Share

Bab 4 ( Sikap Dingin Suamiku)

Setibanya di rumah keluarga Liam, dia tidak membuang waktu dan langsung masuk, ditemani oleh Saras yang mengekor di belakang.

Saras hanya bisa mengikuti Liam tanpa mengucapkan sepatah kata pun saat pria itu berjalan memasuki rumah mewah yang belum pernah ia lihat sebelumnya.

“Sudah pulang setelah membuat skandal baru dengan menikahi gadis bodoh ini!” Sambutan itu memang diarahkan pada Liam, tapi Saras bisa melihat jelas pandangan sinis dari wanita paruh baya itu tertuju padanya.

Liam yang menerima pesan dari ibunya untuk pulang ke rumah keluarga.
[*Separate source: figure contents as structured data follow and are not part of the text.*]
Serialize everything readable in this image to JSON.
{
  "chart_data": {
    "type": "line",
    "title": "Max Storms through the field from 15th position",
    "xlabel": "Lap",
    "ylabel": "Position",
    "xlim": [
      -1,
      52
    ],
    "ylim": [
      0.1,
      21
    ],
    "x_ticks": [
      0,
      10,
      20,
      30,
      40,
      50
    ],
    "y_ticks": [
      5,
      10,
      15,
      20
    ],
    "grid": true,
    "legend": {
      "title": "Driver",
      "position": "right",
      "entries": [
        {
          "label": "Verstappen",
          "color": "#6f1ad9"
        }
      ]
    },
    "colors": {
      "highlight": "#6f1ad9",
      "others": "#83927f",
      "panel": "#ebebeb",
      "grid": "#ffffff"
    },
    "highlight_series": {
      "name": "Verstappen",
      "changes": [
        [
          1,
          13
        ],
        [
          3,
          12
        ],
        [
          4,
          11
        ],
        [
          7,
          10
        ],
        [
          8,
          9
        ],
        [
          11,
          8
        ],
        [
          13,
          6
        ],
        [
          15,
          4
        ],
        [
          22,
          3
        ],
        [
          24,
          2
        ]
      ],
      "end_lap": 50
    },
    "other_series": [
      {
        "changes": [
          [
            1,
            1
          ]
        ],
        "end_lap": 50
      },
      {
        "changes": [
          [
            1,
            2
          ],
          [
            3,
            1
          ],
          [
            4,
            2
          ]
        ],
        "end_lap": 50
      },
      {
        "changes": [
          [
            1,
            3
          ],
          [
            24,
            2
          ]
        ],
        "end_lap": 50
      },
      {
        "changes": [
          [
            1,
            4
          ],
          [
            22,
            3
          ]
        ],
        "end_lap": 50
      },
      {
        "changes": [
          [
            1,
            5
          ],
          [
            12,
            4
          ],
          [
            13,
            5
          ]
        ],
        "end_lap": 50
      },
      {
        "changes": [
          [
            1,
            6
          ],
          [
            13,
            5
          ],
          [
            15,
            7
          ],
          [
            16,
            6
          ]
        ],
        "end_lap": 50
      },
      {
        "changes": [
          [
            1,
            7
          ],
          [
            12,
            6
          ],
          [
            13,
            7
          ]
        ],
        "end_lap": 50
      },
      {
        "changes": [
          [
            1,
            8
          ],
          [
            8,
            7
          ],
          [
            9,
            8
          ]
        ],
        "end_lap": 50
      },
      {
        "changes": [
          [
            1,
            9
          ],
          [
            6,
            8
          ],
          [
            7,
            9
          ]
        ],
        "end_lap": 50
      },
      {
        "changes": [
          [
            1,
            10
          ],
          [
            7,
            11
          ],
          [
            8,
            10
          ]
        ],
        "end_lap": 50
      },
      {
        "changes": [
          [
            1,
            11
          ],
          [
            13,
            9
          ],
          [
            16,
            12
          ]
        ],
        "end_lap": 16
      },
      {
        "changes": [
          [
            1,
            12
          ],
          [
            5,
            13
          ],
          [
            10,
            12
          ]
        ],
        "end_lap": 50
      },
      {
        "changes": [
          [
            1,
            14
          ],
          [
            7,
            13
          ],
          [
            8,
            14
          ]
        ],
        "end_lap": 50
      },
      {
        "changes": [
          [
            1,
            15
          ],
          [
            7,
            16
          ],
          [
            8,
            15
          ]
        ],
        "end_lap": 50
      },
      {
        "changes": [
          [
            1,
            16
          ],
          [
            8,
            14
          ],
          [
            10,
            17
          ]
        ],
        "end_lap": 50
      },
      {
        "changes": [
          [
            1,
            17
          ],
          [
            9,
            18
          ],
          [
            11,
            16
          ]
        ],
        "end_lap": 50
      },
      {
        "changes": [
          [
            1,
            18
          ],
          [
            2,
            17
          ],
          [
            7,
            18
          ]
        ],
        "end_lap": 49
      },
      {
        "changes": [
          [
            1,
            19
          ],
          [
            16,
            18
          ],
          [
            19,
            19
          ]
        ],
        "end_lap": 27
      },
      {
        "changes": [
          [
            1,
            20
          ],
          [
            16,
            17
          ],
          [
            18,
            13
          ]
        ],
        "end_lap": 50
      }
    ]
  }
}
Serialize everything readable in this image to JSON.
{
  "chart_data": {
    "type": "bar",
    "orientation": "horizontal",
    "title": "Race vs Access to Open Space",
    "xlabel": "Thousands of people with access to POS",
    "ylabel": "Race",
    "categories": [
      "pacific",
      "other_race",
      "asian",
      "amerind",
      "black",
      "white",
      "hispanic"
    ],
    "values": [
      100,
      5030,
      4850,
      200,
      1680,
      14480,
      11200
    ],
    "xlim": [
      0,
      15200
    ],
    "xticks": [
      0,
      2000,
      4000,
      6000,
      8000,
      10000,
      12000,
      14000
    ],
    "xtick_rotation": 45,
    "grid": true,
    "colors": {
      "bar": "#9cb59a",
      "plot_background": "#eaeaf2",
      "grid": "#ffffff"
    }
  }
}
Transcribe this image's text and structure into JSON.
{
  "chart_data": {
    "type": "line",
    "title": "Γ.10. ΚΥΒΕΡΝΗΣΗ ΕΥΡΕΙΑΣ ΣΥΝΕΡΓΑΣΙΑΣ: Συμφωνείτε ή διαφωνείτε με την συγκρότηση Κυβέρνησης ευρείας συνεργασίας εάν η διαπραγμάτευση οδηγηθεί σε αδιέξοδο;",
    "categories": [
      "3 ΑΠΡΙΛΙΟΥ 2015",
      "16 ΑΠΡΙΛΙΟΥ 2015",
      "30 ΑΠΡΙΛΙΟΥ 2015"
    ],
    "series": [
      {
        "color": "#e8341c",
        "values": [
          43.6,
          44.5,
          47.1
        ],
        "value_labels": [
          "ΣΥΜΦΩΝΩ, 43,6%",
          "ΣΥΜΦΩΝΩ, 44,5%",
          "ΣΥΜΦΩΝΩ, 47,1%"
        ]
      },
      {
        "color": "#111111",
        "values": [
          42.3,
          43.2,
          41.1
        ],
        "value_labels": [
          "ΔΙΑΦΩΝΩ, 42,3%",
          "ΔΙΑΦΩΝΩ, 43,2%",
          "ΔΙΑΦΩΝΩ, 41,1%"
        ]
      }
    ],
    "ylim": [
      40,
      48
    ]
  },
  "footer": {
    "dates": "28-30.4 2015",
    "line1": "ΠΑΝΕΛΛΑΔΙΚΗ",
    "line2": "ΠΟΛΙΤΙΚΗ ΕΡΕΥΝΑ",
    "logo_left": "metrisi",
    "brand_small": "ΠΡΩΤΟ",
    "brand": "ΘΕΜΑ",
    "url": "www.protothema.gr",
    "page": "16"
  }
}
Hal itu yang membuat wajahnya mengeras.

Liam tampak acuh, terus melangkah melewati ibunya tanpa memperdulikannya.

“Kau tidak akan mendapatkan apa-apa dengan menikahi keluarga Danuarta! Apalagi tua bangka itu sudah mati. Apa yang akan kau dapatkan, Liam?” Wanita itu mengalihkan tatapannya kepada Saras yang masih tertegun atas teriakan yang diterimanya.

Saras menggigit bibirnya, merasakan nyeri di dadanya mendengar hinaan tentang kematian sang ayahnya. Namun, dia tak berani berkata apa-apa. Setibanya di lantai atas, Liam berhenti dan berbalik menatap tajam ke arah Saras.

“Jangan berharap mendapatkan pembelaan dariku.” Ucapannya dingin, membuat Saras menahan napas.

Mereka berdua terdiam cukup lama, hingga akhirnya Saras memberanikan diri bertanya, “Sampai kapan aku harus menikah dengamnu?”

Liam meraih dagu Saras, mencengkeramnya tanpa kekerasan tetapi membuat Saras merasa diperlakukan tidak hormat. Tanpa menjawab, dia melepaskan pegangannya dan berbalik pergi begitu saja, meninggalkan Saras dengan perasaan sesak. Ia hanya bisa berdiri di sana, mengusap air mata yang tak terbendung.

**

Keesokan paginya, Saras mulai menyiapkan sarapan untuk Ibu Liam yang saat ini sudah menjadi Ibu mertuanya, dengan hati-hati dan memanggil Liam untuk dapat bergabung, “S-sarapannya sudah siap.” 

Namun, tidak ada respon. 

Akhirnya Saras kembali ke meja makan, ia hanya makan sendirian tanpa ditemani Ibu mertua dan suaminya. Sikap Liam dingin dan tidak tersentuh, membuat Saras terus berputus asa bagaimana caranya untuk keluar dari belenggu ini.

Ketika dia hendak meninggalkan meja makan, suara piring pecah membuatnya berbalik. Di hadapannya, piring yang telah ia tata dengan rapi kini berserakan di lantai. Saras mematung, sejak kapan Liam berada di hadapannya, dan juga merasa bingung dengan sikap Liam.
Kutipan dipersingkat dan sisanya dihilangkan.